Hele Nwakaeme’nin ki af edilir gibi değil. Oyunun üçte birlik bölümü bittiğinde, Ekuban ile tek yakaladıkları net atakta, ev sahibinin defansını aşamadılar.
Trabzon savunmasından özellikle Edgar ve Hosseini ile yayılan pozitif enerji, kendi for hattında uykuya daldı.
Konuk ekibin forveti, ev sahibinin karşısında daraldıkça daraldı.
Oltan ile Gomez’in sakat, Da Costa ile Omolo’nun cezalı olduğu dadaşlar, oyuna umduğum gibi başlamadı.
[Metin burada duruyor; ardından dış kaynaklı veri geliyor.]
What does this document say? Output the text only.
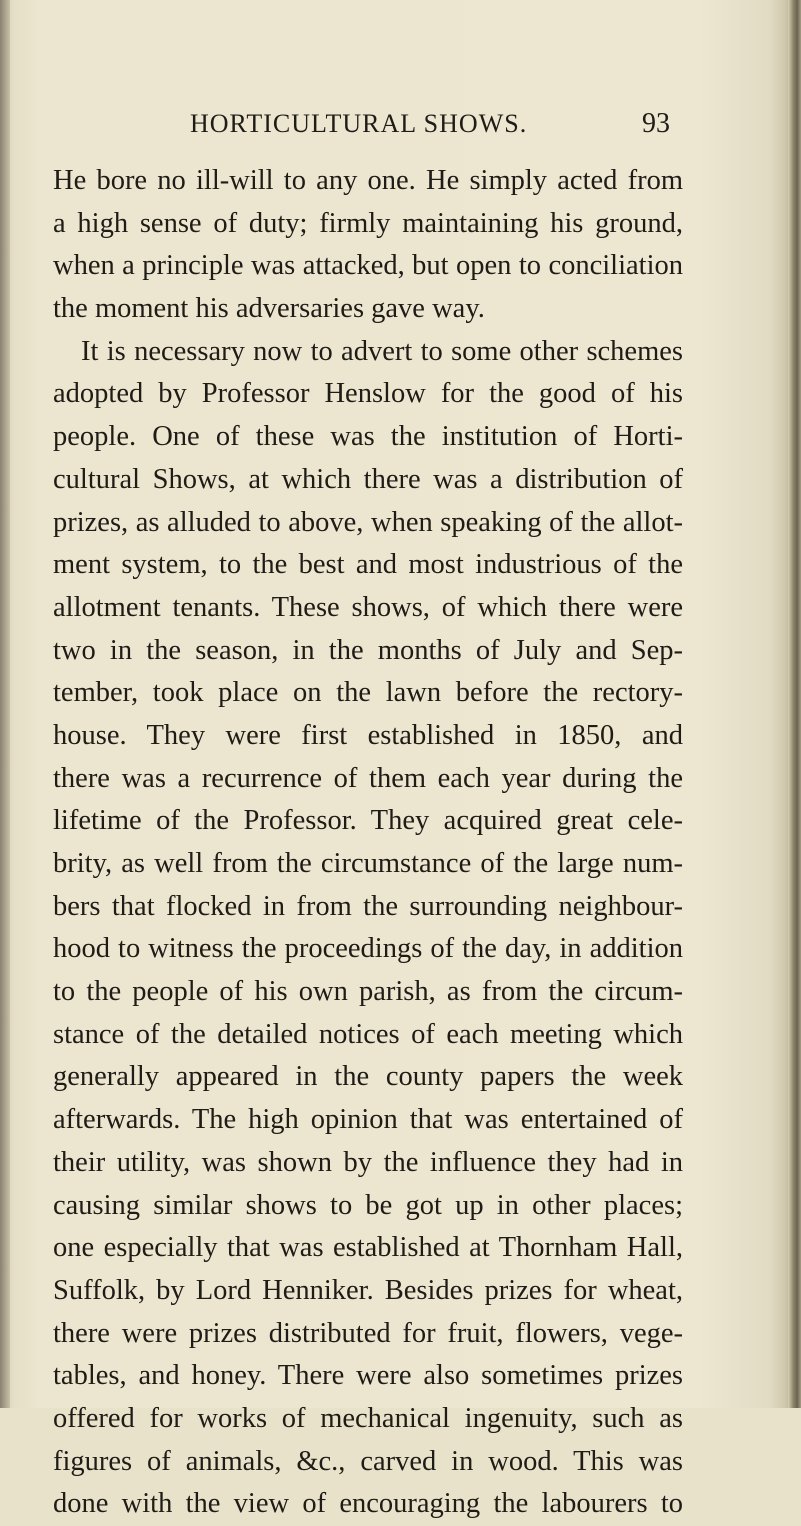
HORTICULTURAL SHOWS.	93
He bore no ill-will to any one. He simply acted from
a high sense of duty; firmly maintaining his ground,
when a principle was attacked, but open to conciliation
the moment his adversaries gave way.
It is necessary now to advert to some other schemes
adopted by Professor Henslow for the good of his
people. One of these was the institution of Horti-
cultural Shows, at which there was a distribution of
prizes, as alluded to above, when speaking of the allot-
ment system, to the best and most industrious of the
allotment tenants. These shows, of which there were
two in the season, in the months of July and Sep-
tember, took place on the lawn before the rectory-
house. They were first established in 1850, and
there was a recurrence of them each year during the
lifetime of the Professor. They acquired great cele-
brity, as well from the circumstance of the large num-
bers that flocked in from the surrounding neighbour-
hood to witness the proceedings of the day, in addition
to the people of his own parish, as from the circum-
stance of the detailed notices of each meeting which
generally appeared in the county papers the week
afterwards. The high opinion that was entertained of
their utility, was shown by the influence they had in
causing similar shows to be got up in other places;
one especially that was established at Thornham Hall,
Suffolk, by Lord Henniker. Besides prizes for wheat,
there were prizes distributed for fruit, flowers, vege-
tables, and honey. There were also sometimes prizes
offered for works of mechanical ingenuity, such as
figures of animals, &c., carved in wood. This was
done with the view of encouraging the labourers to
Havanın sıfır dereceye vurduğu saatlerde, klavyedeki parmaklar donarken, Trodsen, Ömür, Berat’ın sakat, Vitor Hugo’nun cezalı olduğu Alanya yaralısı Trabzon takımı da, ilk 45 dakikada istenileni ortaya koydu dersek, yalan demiş oluruz.
*****
Ciddiyette, azimde ve cesarette yetersiz bir oyun duruşu sergileyen iki takımda, oyun seyir zevki asla vermedi.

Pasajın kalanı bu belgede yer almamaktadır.